The real economy functions in the banking sector, not in the tin-trunk sector, and so long as the real economy is market driven, and the auctions are that, with the Reserve Bank basically just ensuring that the minimum bid rate is realistic and then umpiring the market.
The separation of markets and the marginal nature of the black market means that rate convergence is not on anyone’s agenda.
This does not mean that the Reserve Bank has no managing role. It has uncovered cheating, and so has handed out a few red cards, and it acknowledges the delays and is now in the process of fixing that.
But since the delays are the old seasonal problem, now about to flip over the other way as monthly exports rise suddenly, the one remaining area is the market perceptions, and hence the efforts by the RBZ to expand its explanations in the past week.
This is important. The RBZ cannot sit as an inscrutable gnome any more and needs to explain and take people more into its confidence. A lot of progress has been made in this regard, but it is now better to over-explain rather than keep silent, and let rumours echoing in dark corridors fill any gaps.
As Zimbabwe continues to accelerate into the normal and real world from its 50 plus years of diversion into a managed economy, and at times badly managed economy, the rules of the normal world need to apply.
Government has learned, and while it might swamp people at times with information we all at least know how things are moving. Those post-Cabinet briefings, for example, not just give information, but allow questions when people might not understand fully just what is being said.

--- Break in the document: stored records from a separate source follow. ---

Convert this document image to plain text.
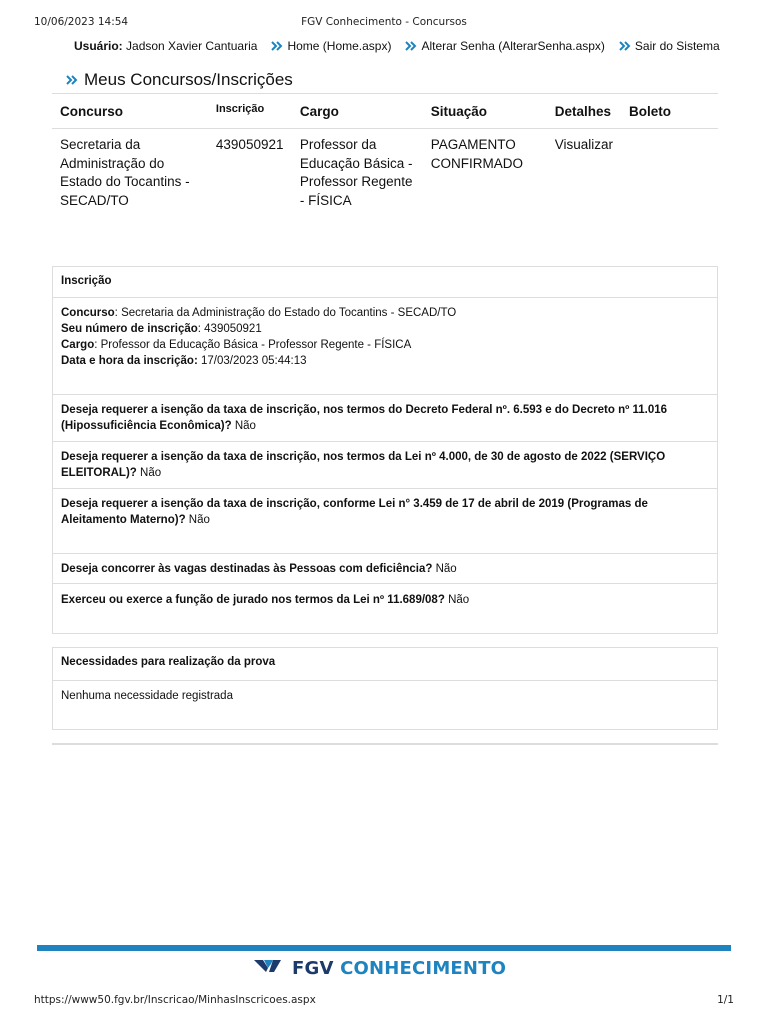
10/06/2023 14:54	FGV Conhecimento - Concursos
Usuário:
Jadson Xavier Cantuaria	Home (Home.aspx)	Alterar Senha (AlterarSenha.aspx)	Sair do Sistema
Meus Concursos/Inscrições
Concurso	Inscrição	Cargo	Situação	Detalhes	Boleto
Secretaria da Administração do Estado do Tocantins - SECAD/TO	439050921	Professor da Educação Básica - Professor Regente - FÍSICA	PAGAMENTO CONFIRMADO	Visualizar	
Inscrição
Concurso: Secretaria da Administração do Estado do Tocantins - SECAD/TO
Seu número de inscrição: 439050921
Cargo: Professor da Educação Básica - Professor Regente - FÍSICA
Data e hora da inscrição: 17/03/2023 05:44:13
Deseja requerer a isenção da taxa de inscrição, nos termos do Decreto Federal nº. 6.593 e do Decreto nº 11.016 (Hipossuficiência Econômica)? Não
Deseja requerer a isenção da taxa de inscrição, nos termos da Lei nº 4.000, de 30 de agosto de 2022 (SERVIÇO ELEITORAL)? Não
Deseja requerer a isenção da taxa de inscrição, conforme Lei n° 3.459 de 17 de abril de 2019 (Programas de Aleitamento Materno)? Não
Deseja concorrer às vagas destinadas às Pessoas com deficiência? Não
Exerceu ou exerce a função de jurado nos termos da Lei nº 11.689/08? Não
Necessidades para realização da prova
Nenhuma necessidade registrada
FGV CONHECIMENTO
https://www50.fgv.br/Inscricao/MinhasInscricoes.aspx	1/1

The advent of the Monetary Policy Committee has boosted information flows, but not everyone is as economically literate as the high-flyers in the Reserve Bank and the experts on the committee, and the lack of practical experience in a real market economy does hinder instant understanding.
So at times things like committee statements do need more explanations to correct misconceptions before they arise. Many commentators, including some journalists, can also grab the wrong end of the stick, so maximum information flows are required.
There will always be those who think the worse of anything; that is human nature. But when facts and figures are presented to back up generalisations and explanations, most people can start to understand and can make assessments on the things that affect them reasonably accurately.